La victoire de Nicolas Sarkozy à l’élection présidentielle, ne sera pas forcément très facile, mais elle est (quasi) certaine.

Plus le temps passe et plus la différence de stature entre le Président et le candidat socialiste, flou et indécis, s’impose de manière évidente. Nicolas Sarkozy s’affirme comme celui qui saura, dans la crise que nous traversons, protéger les Français et permettre à la France de conserver la maîtrise de son destin.

Aidé par le soutien actif que lui apporteront Dominique de Villepin, Jean-Louis Borloo et l’essentiel des leaders du Nouveau Centre, qui ne manqueront pas de se prononcer en sa faveur d’ici quelques semaines,  sa force de conviction, et son talent en campagne électorale seront, dès le premier tour, déterminants.  

A l’inverse, il  apparaît qu’aucun réel  enthousiasme n’accompagne la candidature du socialiste François Hollande et que les critiques de ses « alliés » potentiels se font de jour en jour plus incisives, ce qui devrait naturellement se traduire par une certaine déperdition des votes (ceux des jeunes notamment) annoncés  en sa faveur…

L’amélioration incessante de l’image de  Nicolas Sarkozy dans l’opinion, et sa remontée régulière dans les sondages électoraux (alors que son concurrent baisse non moins régulièrement) devraient  le conduire, au premier tour,  à un niveau égal voire supérieur à son score du  premier tour de 2007, 31%.  François Hollande, lui, devrait péniblement  atteindre les  25%.

Quant au deuxième tour, dans la dynamique du premier il devrait également bien se passer.

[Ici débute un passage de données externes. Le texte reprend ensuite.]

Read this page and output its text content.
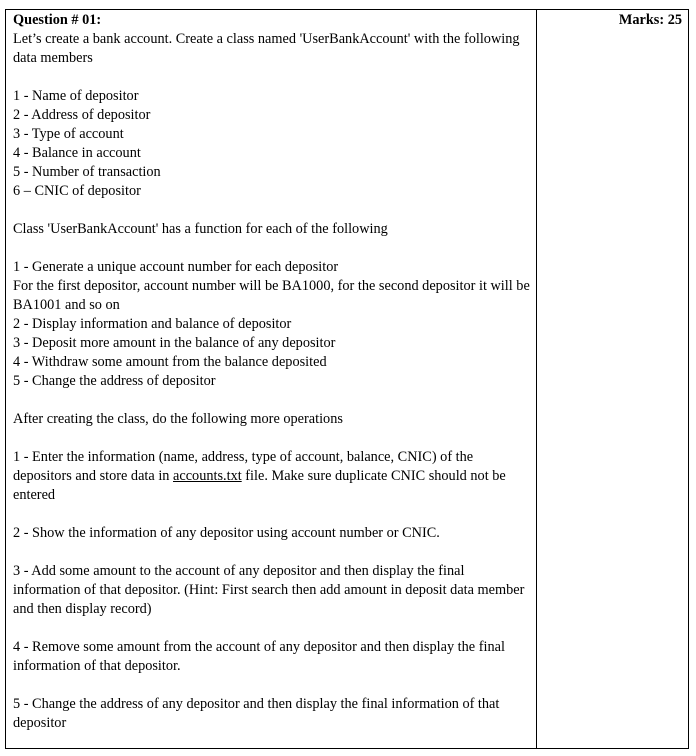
Question # 01:
Let’s create a bank account. Create a class named 'UserBankAccount' with the following data members
1 - Name of depositor
2 - Address of depositor
3 - Type of account
4 - Balance in account
5 - Number of transaction
6 – CNIC of depositor
Class 'UserBankAccount' has a function for each of the following
1 - Generate a unique account number for each depositor
For the first depositor, account number will be BA1000, for the second depositor it will be BA1001 and so on
2 - Display information and balance of depositor
3 - Deposit more amount in the balance of any depositor
4 - Withdraw some amount from the balance deposited
5 - Change the address of depositor
After creating the class, do the following more operations
1 - Enter the information (name, address, type of account, balance, CNIC) of the depositors and store data in accounts.txt file. Make sure duplicate CNIC should not be entered
2 - Show the information of any depositor using account number or CNIC.
3 - Add some amount to the account of any depositor and then display the final information of that depositor. (Hint: First search then add amount in deposit data member and then display record)
4 - Remove some amount from the account of any depositor and then display the final information of that depositor.
5 - Change the address of any depositor and then display the final information of that depositor
Marks: 25
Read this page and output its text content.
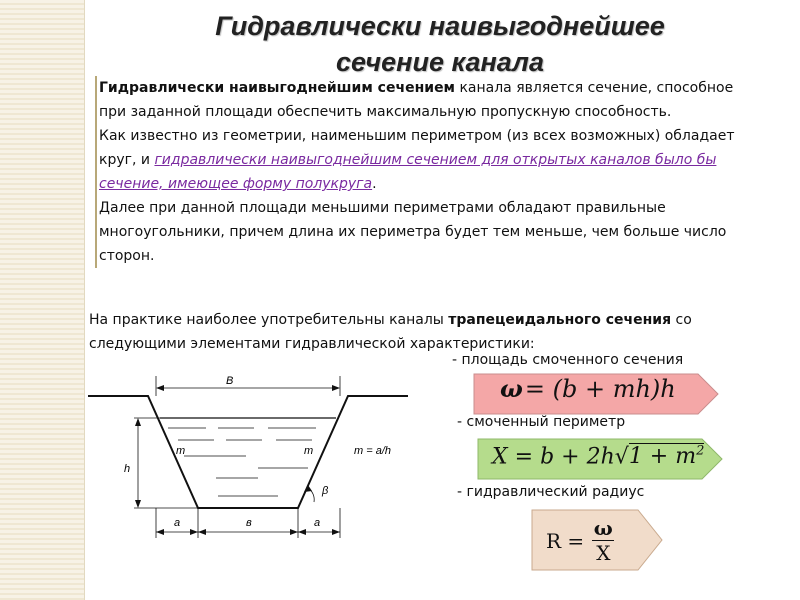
Гидравлически наивыгоднейшее
сечение канала
Гидравлически наивыгоднейшим сечением канала является сечение, способное при заданной площади обеспечить максимальную пропускную способность.
Как известно из геометрии, наименьшим периметром (из всех возможных) обладает круг, и гидравлически наивыгоднейшим сечением для открытых каналов было бы сечение, имеющее форму полукруга.
Далее при данной площади меньшими периметрами обладают правильные многоугольники, причем длина их периметра будет тем меньше, чем больше число сторон.
На практике наиболее употребительны каналы трапецеидального сечения со следующими элементами гидравлической характеристики:
- площадь смоченного сечения
- смоченный периметр
- гидравлический радиус
ω= (b + mh)h
$X = b + 2h√1 + m^2$
$R = \frac{\omega}{X}$
B
h
m	m	m = a/h
β
a	в	a
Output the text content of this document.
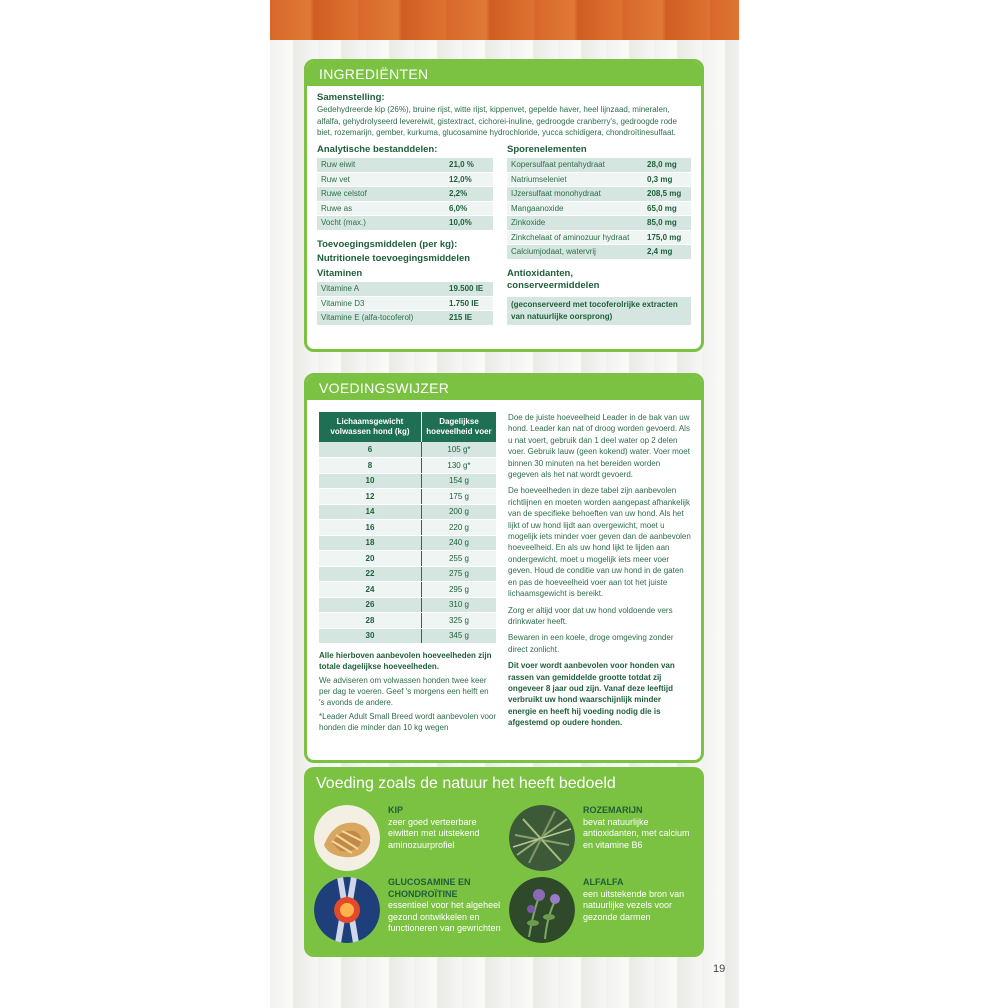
INGREDIËNTEN
Samenstelling:
Gedehydreerde kip (26%), bruine rijst, witte rijst, kippenvet, gepelde haver, heel lijnzaad, mineralen, alfalfa, gehydrolyseerd levereiwit, gistextract, cichorei-inuline, gedroogde cranberry's, gedroogde rode biet, rozemarijn, gember, kurkuma, glucosamine hydrochloride, yucca schidigera, chondroïtinesulfaat.
Analytische bestanddelen:
Ruw eiwit	21,0 %
Ruw vet	12,0%
Ruwe celstof	2,2%
Ruwe as	6,0%
Vocht (max.)	10,0%
Toevoegingsmiddelen (per kg):
Nutritionele toevoegingsmiddelen
Vitaminen
Vitamine A	19.500 IE
Vitamine D3	1.750 IE
Vitamine E (alfa-tocoferol)	215 IE
Sporenelementen
Kopersulfaat pentahydraat	28,0 mg
Natriumseleniet	0,3 mg
IJzersulfaat monohydraat	208,5 mg
Mangaanoxide	65,0 mg
Zinkoxide	85,0 mg
Zinkchelaat of aminozuur hydraat	175,0 mg
Calciumjodaat, watervrij	2,4 mg
Antioxidanten,
conserveermiddelen
(geconserveerd met tocoferolrijke extracten van natuurlijke oorsprong)
VOEDINGSWIJZER
Lichaamsgewicht volwassen hond (kg)	Dagelijkse hoeveelheid voer
6	105 g*
8	130 g*
10	154 g
12	175 g
14	200 g
16	220 g
18	240 g
20	255 g
22	275 g
24	295 g
26	310 g
28	325 g
30	345 g

Alle hierboven aanbevolen hoeveelheden zijn totale dagelijkse hoeveelheden.

We adviseren om volwassen honden twee keer per dag te voeren. Geef 's morgens een helft en 's avonds de andere.

*Leader Adult Small Breed wordt aanbevolen voor honden die minder dan 10 kg wegen

Doe de juiste hoeveelheid Leader in de bak van uw hond. Leader kan nat of droog worden gevoerd. Als u nat voert, gebruik dan 1 deel water op 2 delen voer. Gebruik lauw (geen kokend) water. Voer moet binnen 30 minuten na het bereiden worden gegeven als het nat wordt gevoerd.

De hoeveelheden in deze tabel zijn aanbevolen richtlijnen en moeten worden aangepast afhankelijk van de specifieke behoeften van uw hond. Als het lijkt of uw hond lijdt aan overgewicht, moet u mogelijk iets minder voer geven dan de aanbevolen hoeveelheid. En als uw hond lijkt te lijden aan ondergewicht, moet u mogelijk iets meer voer geven. Houd de conditie van uw hond in de gaten en pas de hoeveelheid voer aan tot het juiste lichaamsgewicht is bereikt.

Zorg er altijd voor dat uw hond voldoende vers drinkwater heeft.

Bewaren in een koele, droge omgeving zonder direct zonlicht.

Dit voer wordt aanbevolen voor honden van rassen van gemiddelde grootte totdat zij ongeveer 8 jaar oud zijn. Vanaf deze leeftijd verbruikt uw hond waarschijnlijk minder energie en heeft hij voeding nodig die is afgestemd op oudere honden.

Voeding zoals de natuur het heeft bedoeld
KIP
zeer goed verteerbare eiwitten met uitstekend aminozuurprofiel
ROZEMARIJN
bevat natuurlijke antioxidanten, met calcium en vitamine B6
GLUCOSAMINE EN CHONDROÏTINE
essentieel voor het algeheel gezond ontwikkelen en functioneren van gewrichten
ALFALFA
een uitstekende bron van natuurlijke vezels voor gezonde darmen
19
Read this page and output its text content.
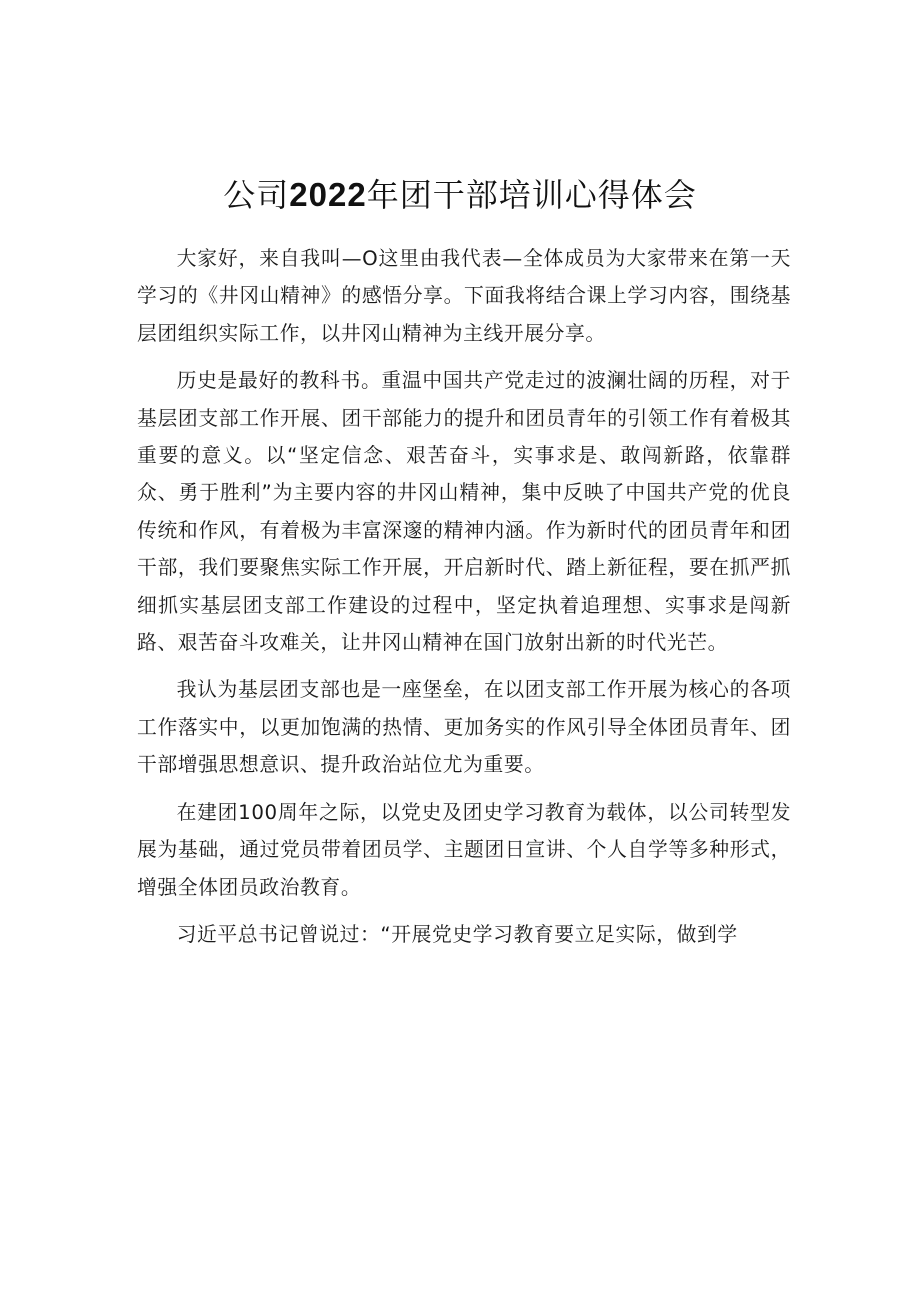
公司2022年团干部培训心得体会

大家好，来自我叫—O这里由我代表—全体成员为大家带来在第一天学习的《井冈山精神》的感悟分享。下面我将结合课上学习内容，围绕基层团组织实际工作，以井冈山精神为主线开展分享。

历史是最好的教科书。重温中国共产党走过的波澜壮阔的历程，对于基层团支部工作开展、团干部能力的提升和团员青年的引领工作有着极其重要的意义。以“坚定信念、艰苦奋斗，实事求是、敢闯新路，依靠群众、勇于胜利”为主要内容的井冈山精神，集中反映了中国共产党的优良传统和作风，有着极为丰富深邃的精神内涵。作为新时代的团员青年和团干部，我们要聚焦实际工作开展，开启新时代、踏上新征程，要在抓严抓细抓实基层团支部工作建设的过程中，坚定执着追理想、实事求是闯新路、艰苦奋斗攻难关，让井冈山精神在国门放射出新的时代光芒。

我认为基层团支部也是一座堡垒，在以团支部工作开展为核心的各项工作落实中，以更加饱满的热情、更加务实的作风引导全体团员青年、团干部增强思想意识、提升政治站位尤为重要。

在建团100周年之际，以党史及团史学习教育为载体，以公司转型发展为基础，通过党员带着团员学、主题团日宣讲、个人自学等多种形式，增强全体团员政治教育。

习近平总书记曾说过：“开展党史学习教育要立足实际，做到学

Les reports de voix sur François Hollande ne seront certainement pas excellents de la part de l’extrême gauche et des « écologistes »…Ils seront aussi imparfaits pour  Nicolas Sarkozy  de la part des électeurs du Front National.

Reste le report décisif des électeurs de François Bayrou,  report qui dépendra pour une très large part de la campagne de celui-ci et de la  décision qu’il annoncera  au soir du premier tour.  Il me paraît évident qu’il sera conduit à choisir Nicolas Sarkozy.

D’abord parce qu’il ne peut accepter le programme (et les alliances) du candidat socialiste, sachant pertinemment que son  arrivée au pouvoir serait dangereuse pour la France et viendrait aggraver  la situation des Français.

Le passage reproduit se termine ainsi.